Moreover, paragraph 3.1 also generally contributes to the discussion in the relation to the topics suggested by this reviewer, see for example: “To this regard, studies performed in non-human primates and rodents have provided evidence that microbial maternal dysbiosis, deriving from HFD consumption, a model of maternal obesity, is associated with increased inflammation and is accompanied by elevated anxiety levels and reduced social behavior in the offspring [41,81].”…..”Thion and collaborators [47] found that mice born from germ free maternal mice expressed changes in genes regulating LPS recognition and processing in utero and continued to exhibit sex-specific alterations in microglial-related gene expression postnataly [85].”

 

 

 

5) Line 49,54: Subjects/individuals- please clarify (e.g., mother, infants…etc).
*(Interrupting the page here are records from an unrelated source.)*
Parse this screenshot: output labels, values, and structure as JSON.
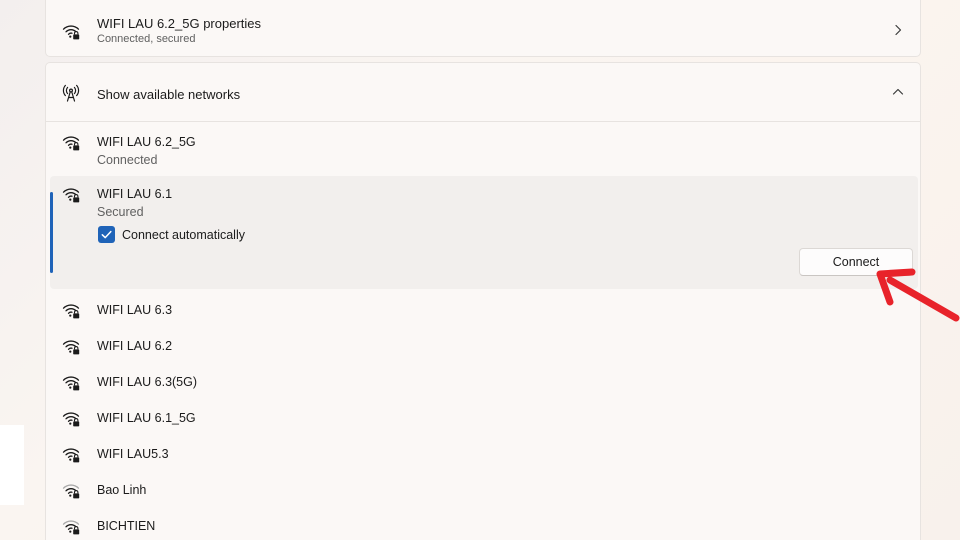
{
  "properties_card": {
    "title": "WIFI LAU 6.2_5G properties",
    "subtitle": "Connected, secured",
    "icon": "wifi-lock-icon",
    "chevron": "chevron-right-icon"
  },
  "available": {
    "header_label": "Show available networks",
    "header_icon": "antenna-icon",
    "chevron": "chevron-up-icon"
  },
  "connected_network": {
    "name": "WIFI LAU 6.2_5G",
    "status": "Connected"
  },
  "selected_network": {
    "name": "WIFI LAU 6.1",
    "status": "Secured",
    "connect_auto_label": "Connect automatically",
    "connect_auto_checked": true,
    "connect_button": "Connect"
  },
  "networks": [
    {
      "name": "WIFI LAU 6.3"
    },
    {
      "name": "WIFI LAU 6.2"
    },
    {
      "name": "WIFI LAU 6.3(5G)"
    },
    {
      "name": "WIFI LAU 6.1_5G"
    },
    {
      "name": "WIFI LAU5.3"
    },
    {
      "name": "Bao Linh"
    },
    {
      "name": "BICHTIEN"
    }
  ],
  "colors": {
    "accent": "#1f63b8",
    "annotation_arrow": "#e8232a"
  }
}
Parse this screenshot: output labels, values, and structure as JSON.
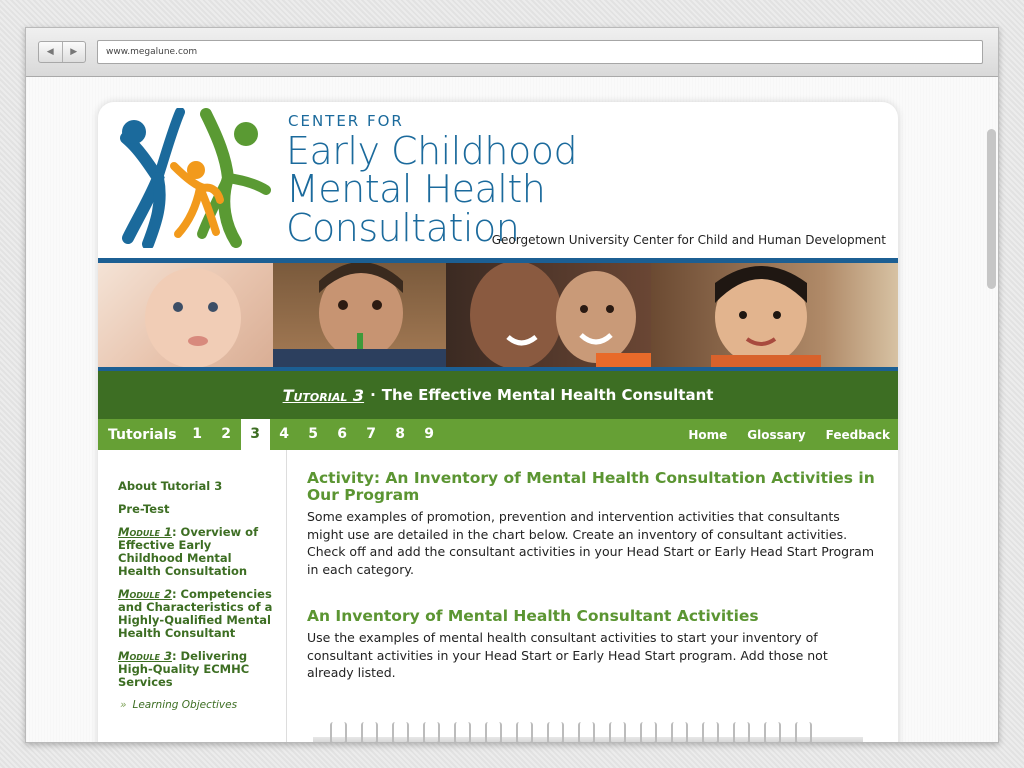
{
  "browser": {
    "url": "www.megalune.com",
    "back_glyph": "◀",
    "forward_glyph": "▶"
  },
  "header": {
    "center_for": "CENTER FOR",
    "title_line1": "Early Childhood",
    "title_line2": "Mental Health",
    "title_line3": "Consultation",
    "affiliation": "Georgetown University Center for Child and Human Development",
    "logo_colors": {
      "blue": "#1b6a9c",
      "green": "#5a9a33",
      "orange": "#f29a1c"
    }
  },
  "banner": {
    "tutorial_label": "Tutorial 3",
    "separator": "·",
    "title": "The Effective Mental Health Consultant"
  },
  "navbar": {
    "tutorials_label": "Tutorials",
    "numbers": [
      "1",
      "2",
      "3",
      "4",
      "5",
      "6",
      "7",
      "8",
      "9"
    ],
    "active_index": 2,
    "right_links": [
      "Home",
      "Glossary",
      "Feedback"
    ]
  },
  "sidebar": {
    "about": "About Tutorial 3",
    "pretest": "Pre-Test",
    "modules": [
      {
        "label": "Module 1",
        "text": ": Overview of Effective Early Childhood Mental Health Consultation"
      },
      {
        "label": "Module 2",
        "text": ": Competencies and Characteristics of a Highly-Qualified Mental Health Consultant"
      },
      {
        "label": "Module 3",
        "text": ": Delivering High-Quality ECMHC Services"
      }
    ],
    "sub_glyph": "»",
    "sub_item": "Learning Objectives"
  },
  "main": {
    "activity_title": "Activity: An Inventory of Mental Health Consultation Activities in Our Program",
    "activity_text": "Some examples of promotion, prevention and intervention activities that consultants might use are detailed in the chart below. Create an inventory of consultant activities. Check off and add the consultant activities in your Head Start or Early Head Start Program in each category.",
    "inventory_title": "An Inventory of Mental Health Consultant Activities",
    "inventory_text": "Use the examples of mental health consultant activities to start your inventory of consultant activities in your Head Start or Early Head Start program. Add those not already listed."
  },
  "colors": {
    "dark_green": "#3d6e23",
    "light_green": "#66a035",
    "blue": "#1c5f93"
  }
}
The sentences have been rephrased:

“As a general mechanism, the expansion of adipose tissue observed in obese subjects is associated with increased size and number of adipocytes, leading to adipocyte hypoxia, infiltration of leukocytes, inflammation and insulin resistance [17–19]. Preclinical and clinical studies clearly indicate that these conditions, which set a chronic state of low-grade systemic inflammation, are magnified during gestation [20–22], a time when tightly balanced immune changes naturally occur in non-obese pregnant women [23]”.

 

 

6) Refs # 1,120 and 144 are very old- please update.

We thank the reviewer for pointing out this issue.

As for reference #1 this is extremely relevant and is the main reference for the Barker’s hypothesis as well as the successive Developmental Origin of Health and Disease (DOHaD).

Ref #120 (De La Presa Owens, S.; Innis, S.M. Docosahexaenoic and arachidonic acid prevent a decrease in dopaminergic and serotoninergic neurotransmitters in frontal cortex caused by a linoleic and α-linolenic acid deficient diet in formula-fed piglets. J. Nutr. 1999, 129, 2088–2093, doi:10.1093/jn/129.11.2088) and #144 (Hungund, B.L.; Morishima, H.O.; Gokhale, V.S.; Cooper, T.B. Placental transfer of (3H)-GM1 and its distribution to maternal and fetal tissues of the rat. Life Sci. 1993, 53, 113–119, doi:10.1016/0024-3205(93)90658-P. have been removed).